Comments by Iran about higher production after a possible lifting of sanctions has kept a floor under prices, particularly Brent. Irans oil minister Bijan Namdar Zanganeh said on Monday that the Islamic Republic is ready to ramp up output by 1 million barrels per day, if international sanctions were removed. US-Iran talks continued on Tuesday in Switzerland after US and European powers showed willingness to compromise on suspending UN sanctions. The Persian Gulf nation exported 1.2 million barrels per day of oil in February, according to the IEA.

Pivot points

According to Binary Tribune’s daily analysis, WTI May futures’ central pivot point is at $45.26. In case the contract breaches the first resistance level at $46.17, it may rise to $47.14. Should the second key resistance be broken, the US benchmark may attempt to advance $48.05.

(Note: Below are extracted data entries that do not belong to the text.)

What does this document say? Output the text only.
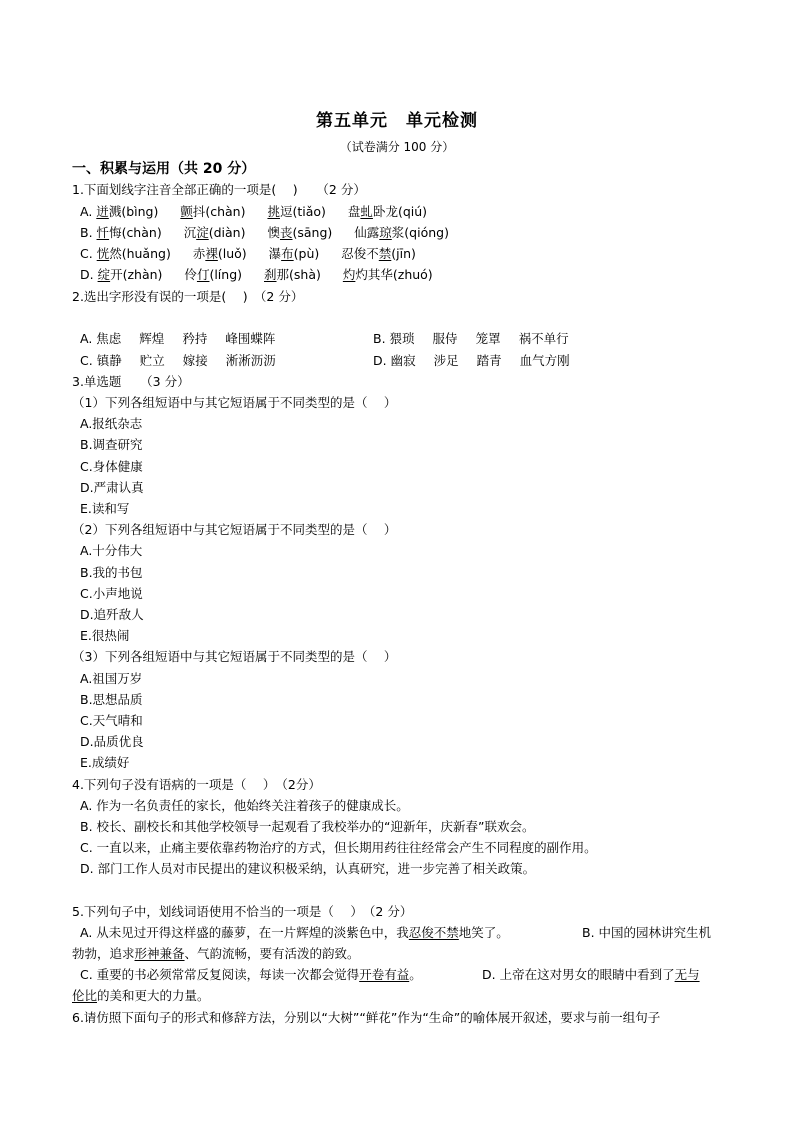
第五单元　单元检测
（试卷满分 100 分）
一、积累与运用（共 20 分）
1.下面划线字注音全部正确的一项是(　 )　　（2 分）
A. 迸溅(bìng) 颤抖(chàn) 挑逗(tiǎo) 盘虬卧龙(qiú)
B. 忏悔(chàn) 沉淀(diàn) 懊丧(sāng) 仙露琼浆(qióng)
C. 恍然(huǎng) 赤裸(luǒ) 瀑布(pù) 忍俊不禁(jīn)
D. 绽开(zhàn) 伶仃(líng) 刹那(shà) 灼灼其华(zhuó)
2.选出字形没有误的一项是(　 )　（2 分）
A. 焦虑 辉煌 矜持 峰围蝶阵	B. 猥琐 服侍 笼罩 祸不单行
C. 镇静 贮立 嫁接 淅淅沥沥	D. 幽寂 涉足 踏青 血气方刚
3.单选题　　（3 分）
（1）下列各组短语中与其它短语属于不同类型的是（　 ）
A.报纸杂志
B.调查研究
C.身体健康
D.严肃认真
E.读和写
（2）下列各组短语中与其它短语属于不同类型的是（　 ）
A.十分伟大
B.我的书包
C.小声地说
D.追歼敌人
E.很热闹
（3）下列各组短语中与其它短语属于不同类型的是（　 ）
A.祖国万岁
B.思想品质
C.天气晴和
D.品质优良
E.成绩好
4.下列句子没有语病的一项是（　 ）　（2分）
A. 作为一名负责任的家长，他始终关注着孩子的健康成长。
B. 校长、副校长和其他学校领导一起观看了我校举办的“迎新年，庆新春”联欢会。
C. 一直以来，止痛主要依靠药物治疗的方式，但长期用药往往经常会产生不同程度的副作用。
D. 部门工作人员对市民提出的建议积极采纳，认真研究，进一步完善了相关政策。
5.下列句子中，划线词语使用不恰当的一项是（　 ）　（2 分）
A. 从未见过开得这样盛的藤萝，在一片辉煌的淡紫色中，我忍俊不禁地笑了。	B. 中国的园林讲究生机
勃勃，追求形神兼备、气韵流畅，要有活泼的韵致。
C. 重要的书必须常常反复阅读，每读一次都会觉得开卷有益。	D. 上帝在这对男女的眼睛中看到了无与
伦比的美和更大的力量。
6.请仿照下面句子的形式和修辞方法，分别以“大树”“鲜花”作为“生命”的喻体展开叙述，要求与前一组句子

If the contract manages to breach the first key support at $44.29, it might come to test $43.38. With this second key support broken, movement to the downside could continue to $42.41.

Meanwhile, May Brent’s central pivot point is projected at $53.49. The contract will see its first resistance level at $54.40. If breached, it may rise and test $55.30. In case the second key resistance is broken, the European crude benchmark may attempt to advance $56.21.

If Brent penetrates the first key support at $52.59, it could continue down to test $51.68. With the second support broken, downside movement may extend to $50.78 per barrel.